Entouré de lourds classeurs, Claude Herold, un historien amateur, désigne les noms et visages de 12.000 "malgré-nous" portés disparus, 80 ans après l'incorporation de force dans la Wehrmacht d'une génération d'hommes de l'est de la France, d'Alsace et de Moselle.
"Ca m'a pris quatre ans de travail" : le retraité alsacien de 66 ans a identifié dans les 198 volumes et 56.000 pages de registres de disparus constitués après la Deuxième guerre mondiale par la Croix-Rouge allemande, les portraits en noir et blanc de tous ceux portant la mention "E". Un "E" pour Elsaß-Lothringen, l'Alsace-Lorraine en allemand.
"Le nombre réel de disparus tourne plutôt autour de 10.000", précise-t-il, la sépulture de certains ayant été localisée ultérieurement et quelques-uns ayant finalement été retrouvés.
"On voit qu'ils font la gueule", reprend M. Herold, en montrant les visages figés de ces jeunes hommes nés entre 1908 et 1928, dont les regards fixent l'objectif après avoir été contraints de revêtir l'uniforme de la Wehrmacht ou d'intégrer, pour certains, la Waffen SS.

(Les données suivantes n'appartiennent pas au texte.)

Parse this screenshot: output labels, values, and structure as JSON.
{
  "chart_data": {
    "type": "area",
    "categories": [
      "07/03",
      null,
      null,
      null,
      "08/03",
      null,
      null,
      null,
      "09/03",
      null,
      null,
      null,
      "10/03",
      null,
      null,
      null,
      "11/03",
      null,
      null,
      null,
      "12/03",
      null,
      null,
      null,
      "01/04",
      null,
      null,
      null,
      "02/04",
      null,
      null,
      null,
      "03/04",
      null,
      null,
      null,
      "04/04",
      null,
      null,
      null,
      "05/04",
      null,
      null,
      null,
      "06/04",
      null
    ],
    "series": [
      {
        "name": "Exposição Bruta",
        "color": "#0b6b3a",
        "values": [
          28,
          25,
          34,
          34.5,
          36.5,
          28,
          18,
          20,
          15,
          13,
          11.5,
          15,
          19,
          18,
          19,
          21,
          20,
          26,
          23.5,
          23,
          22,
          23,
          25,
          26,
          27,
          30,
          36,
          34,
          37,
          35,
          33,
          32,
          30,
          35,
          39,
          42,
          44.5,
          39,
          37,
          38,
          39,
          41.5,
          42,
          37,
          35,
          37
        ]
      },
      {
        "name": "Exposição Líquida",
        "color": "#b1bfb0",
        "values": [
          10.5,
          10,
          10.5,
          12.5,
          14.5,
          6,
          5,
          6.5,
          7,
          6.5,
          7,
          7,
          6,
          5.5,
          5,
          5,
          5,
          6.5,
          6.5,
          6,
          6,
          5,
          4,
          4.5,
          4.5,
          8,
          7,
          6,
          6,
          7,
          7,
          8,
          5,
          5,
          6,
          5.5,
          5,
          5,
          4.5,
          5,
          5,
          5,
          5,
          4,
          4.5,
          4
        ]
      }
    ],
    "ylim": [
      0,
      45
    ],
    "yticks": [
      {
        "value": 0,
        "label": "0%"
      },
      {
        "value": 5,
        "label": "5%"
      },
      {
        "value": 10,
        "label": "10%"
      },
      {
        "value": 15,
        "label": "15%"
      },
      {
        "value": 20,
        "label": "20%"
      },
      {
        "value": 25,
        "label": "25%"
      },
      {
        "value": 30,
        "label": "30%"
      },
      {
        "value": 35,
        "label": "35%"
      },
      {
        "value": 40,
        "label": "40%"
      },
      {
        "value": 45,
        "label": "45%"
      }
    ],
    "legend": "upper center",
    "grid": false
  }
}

Le 25 août 1942, une ordonnance imposa aux Alsaciens (le 29 août pour les Mosellans) de combattre pour l'Allemagne, envoyant souvent ces hommes sur le front russe, le plus meurtrier.
Avant le 80e anniversaire de ce "viol des consciences", quatre associations de "malgré-nous" et leurs descendants ont fait imprimer sur une banderole de 36 mètres de long les visages des disparus recensés par M. Herold et l'ont brièvement exposée à la mi-août à Turckheim, en Alsace.
- "C'était des gamins" -
"J'ai reçu plus de 150 mails et appels, beaucoup de familles veulent voir la banderole et en savoir plus sur un père, un cousin", affirme le retraité dont trois oncles sont morts sous l'uniforme allemand.
À Obernai, à une cinquantaine de kilomètres au nord d'Obernai, une partie de la banderole a été déployée en ce 25 août, au cours d'une commémoration organisée par l'Association des évadés et incorporés de force.
Roger Keck, 78 ans, se penche sur la banderole pour photographier le visage de son oncle, Alphonse Hartheiser, qui s'était amputé d'un doigt pour tenter d'échapper à l'incorporation à la fin 1944. "Sa famille n'a plus eu de nouvelles du jour au lendemain, on suppose qu'il a été fusillé, sans jugement, et que les Allemands ne s'en sont pas vantés".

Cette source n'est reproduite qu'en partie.